А Мавродий долго еще стоял, задумчиво глядя на соседскую хату. Уже и сумерки легли на село, небо посинело, где-то на другом конце улицы мычали коровы и лаяли собаки. Мавродий все стоял у тына в тяжелой непреодолимой задумчивости. Вздрогнул, только когда над господским парком оглушительно лопнули одна за другой несколько ракет и в высокой синеве заискрились чудесным узором огненные росчерки. Треск не прекращался, небо над дворцом переливалось и пенилось сияющими узорами, и верховненские крепостные долго наблюдали из своих дворов эту удивительную панскую потеху.
Во дворце было весело. Проездом в Броды к Ганской заехал князь Конецпольский с женой и сестрой. В честь высоких гостей графиня устроила ужин. Дворецкий Жегмонт со слугами занимался фейерверком. Из окна флигеля смотрел на игру огня управитель Кароль. Его к ужину не пригласили.
Большой зал, ярко освещенный высокими канделябрами и карсельскими лампами, отливал золотом. Князь Конецпольский прохаживался об руку с Бальзаком вдоль стены, украшенной портретами Ржевусских и Ганских. Дамы – жена и сестра князя – говорили с Эвелиной. Она жаловалась:
– Только траур по покойному мужу удерживает меня здесь, в Верховне, как в монастыре.
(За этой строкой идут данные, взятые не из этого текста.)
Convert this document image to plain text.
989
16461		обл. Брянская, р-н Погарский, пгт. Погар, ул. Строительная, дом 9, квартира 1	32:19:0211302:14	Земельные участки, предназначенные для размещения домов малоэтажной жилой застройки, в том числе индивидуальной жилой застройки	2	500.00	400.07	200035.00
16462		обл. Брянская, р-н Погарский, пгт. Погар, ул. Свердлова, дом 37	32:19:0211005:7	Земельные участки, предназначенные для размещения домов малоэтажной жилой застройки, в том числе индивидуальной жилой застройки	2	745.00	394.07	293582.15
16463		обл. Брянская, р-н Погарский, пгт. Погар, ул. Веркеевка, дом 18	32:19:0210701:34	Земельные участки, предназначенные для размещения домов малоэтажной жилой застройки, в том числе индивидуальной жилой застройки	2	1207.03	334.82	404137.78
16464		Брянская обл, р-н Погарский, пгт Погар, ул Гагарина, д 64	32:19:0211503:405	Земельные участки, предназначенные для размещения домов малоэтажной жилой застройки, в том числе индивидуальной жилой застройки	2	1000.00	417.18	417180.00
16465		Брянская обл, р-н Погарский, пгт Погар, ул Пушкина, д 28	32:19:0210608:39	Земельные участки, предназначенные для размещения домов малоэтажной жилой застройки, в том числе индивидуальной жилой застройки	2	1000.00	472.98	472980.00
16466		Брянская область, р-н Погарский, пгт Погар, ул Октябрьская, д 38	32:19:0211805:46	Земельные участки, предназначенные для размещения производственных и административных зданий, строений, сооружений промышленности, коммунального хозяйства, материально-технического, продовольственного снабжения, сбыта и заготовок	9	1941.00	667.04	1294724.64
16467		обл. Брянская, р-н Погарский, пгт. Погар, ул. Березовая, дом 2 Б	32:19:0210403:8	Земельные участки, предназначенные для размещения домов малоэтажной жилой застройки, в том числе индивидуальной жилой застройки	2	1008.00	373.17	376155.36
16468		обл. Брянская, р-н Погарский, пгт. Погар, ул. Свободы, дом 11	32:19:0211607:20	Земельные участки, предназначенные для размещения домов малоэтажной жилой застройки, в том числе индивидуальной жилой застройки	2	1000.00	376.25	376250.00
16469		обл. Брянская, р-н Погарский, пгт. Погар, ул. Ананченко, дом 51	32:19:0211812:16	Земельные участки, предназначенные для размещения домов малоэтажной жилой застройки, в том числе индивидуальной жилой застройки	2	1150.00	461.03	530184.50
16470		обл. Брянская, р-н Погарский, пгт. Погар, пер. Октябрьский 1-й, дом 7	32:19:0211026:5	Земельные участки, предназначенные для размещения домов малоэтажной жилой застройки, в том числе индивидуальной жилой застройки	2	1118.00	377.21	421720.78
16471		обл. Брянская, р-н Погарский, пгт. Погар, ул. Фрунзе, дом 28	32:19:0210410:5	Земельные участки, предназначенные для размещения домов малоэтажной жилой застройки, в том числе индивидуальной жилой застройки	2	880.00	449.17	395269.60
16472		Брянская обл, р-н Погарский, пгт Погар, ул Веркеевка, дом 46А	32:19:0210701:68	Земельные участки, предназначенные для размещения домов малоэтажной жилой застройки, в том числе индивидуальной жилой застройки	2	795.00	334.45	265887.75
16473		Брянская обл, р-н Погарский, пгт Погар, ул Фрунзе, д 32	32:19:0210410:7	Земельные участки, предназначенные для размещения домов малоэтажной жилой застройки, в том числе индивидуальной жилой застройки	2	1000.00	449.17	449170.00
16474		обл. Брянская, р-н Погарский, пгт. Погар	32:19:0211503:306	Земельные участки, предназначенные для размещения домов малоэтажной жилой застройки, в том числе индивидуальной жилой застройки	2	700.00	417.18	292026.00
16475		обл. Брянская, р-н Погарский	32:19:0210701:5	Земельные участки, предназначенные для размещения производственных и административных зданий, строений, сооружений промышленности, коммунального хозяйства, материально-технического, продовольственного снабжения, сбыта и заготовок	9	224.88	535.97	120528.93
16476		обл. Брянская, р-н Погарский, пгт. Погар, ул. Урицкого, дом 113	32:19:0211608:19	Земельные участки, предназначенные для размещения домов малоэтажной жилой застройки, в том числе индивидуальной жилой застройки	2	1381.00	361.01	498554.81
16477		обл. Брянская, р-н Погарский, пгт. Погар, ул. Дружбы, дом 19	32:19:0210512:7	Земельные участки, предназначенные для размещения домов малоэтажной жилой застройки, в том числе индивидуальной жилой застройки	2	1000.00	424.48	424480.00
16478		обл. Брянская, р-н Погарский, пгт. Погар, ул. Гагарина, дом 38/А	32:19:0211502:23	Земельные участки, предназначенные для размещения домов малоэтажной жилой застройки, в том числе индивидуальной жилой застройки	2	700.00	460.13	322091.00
Благодарение богу, господин Бальзак развлек меня, но и он все работает, пишет. Понимаете, с утра до утра, круглые сутки. Я едва смогла убедить его съездить в Киев, чтобы немного отдохнуть. – И, понимая значение своих слов, как бы между прочим добавила – Губернатор Фундуклей прислал ему письмо, очень просит приехать посмотреть Киев, познакомиться с поклонниками его таланта.
Красивая и своенравная княгиня Зося Конедпольская с большим интересом слушала Эвелину и кое в чем завидовала ей. Что и говорить, Эвелине везло. Бальзак, правда, не обладал блестящей внешностью, но слава, имя, романтика… Княгиня от зависти даже топнула ножкой, обутой в маленькую, шитую золотом туфельку, и ударила перстнем о поручень кресла. Худая и некрасивая сестра князя княжна Данута сидела в кресле, выпятив плоский бюст. Она чувствовала себя дурно в таком обществе. Ни Бальзак, ни Ева не интересовали ее. Она смотрела, не мигая, в дальнюю нишу, где стоял белый мраморный бюст Венцеслава Ганского, которого она знала лично, с которым была более чем просто знакома. Кто знает, не будь этой красивой Ржевусской, может быть, Данута не осталась бы старой девой.
Княгиня Зося, незаметно склонившись к Эвелине, шепотом спросила:
– Говорят, ты выходишь замуж за Бальзака?
Эвелина удивленно посмотрела на нее.
– Что ты? Мало ли что выдумывают! Нет.
Княгиня готова была поверить, но тогда… что тогда, она не успела подумать. Бальзак и ее муж остановились перед дамами. Они присели, и Бальзаку пришлось развлекать княжну и княгиню, пока Конецпольский не без удовольствия беседовал с Эвелиной. Разговор полился весело и непринужденно, и скоро Бальзак завладел вниманием небольшого общества. Красочно и страстно рассказывал он о парижских салонах, об их блеске и пышности, но когда, незаметно для себя, заговорил о своей работе и увлекся еще больше, первоначального внимания уже не было. Гости слушали только из вежливости. Эвелина нервно кусала губы. Бальзак поймал ее взгляд и понял. Усмехнувшись, он прервал рассказ. Эвелина дернула сонетку.
На пороге появился Жегмонт.
– Господа! – приветливая улыбка, мелькнувшая на губах Эвелины, сразу вернула всем веселое настроение. – Я хочу вам сейчас показать необычайное дарование. Кстати, и вы, мсье Оноре, не слушали его. Это нечто феноменальное! – И уже без улыбки бросила дворецкому: – Приведите его!
– Слушаю!
Жегмонт вскоре вернулся с дедом Мусием. Старик низко поклонился и зажмурил глаза от непривычно яркого освещения. В правой руке он держал бандуру, а в левой самодельную скрипку. Гости снисходительно улыбались. Бальзак резким движением отбросил со лба прядь волос. Он узнал старого чумака и приветливо кивнул ему.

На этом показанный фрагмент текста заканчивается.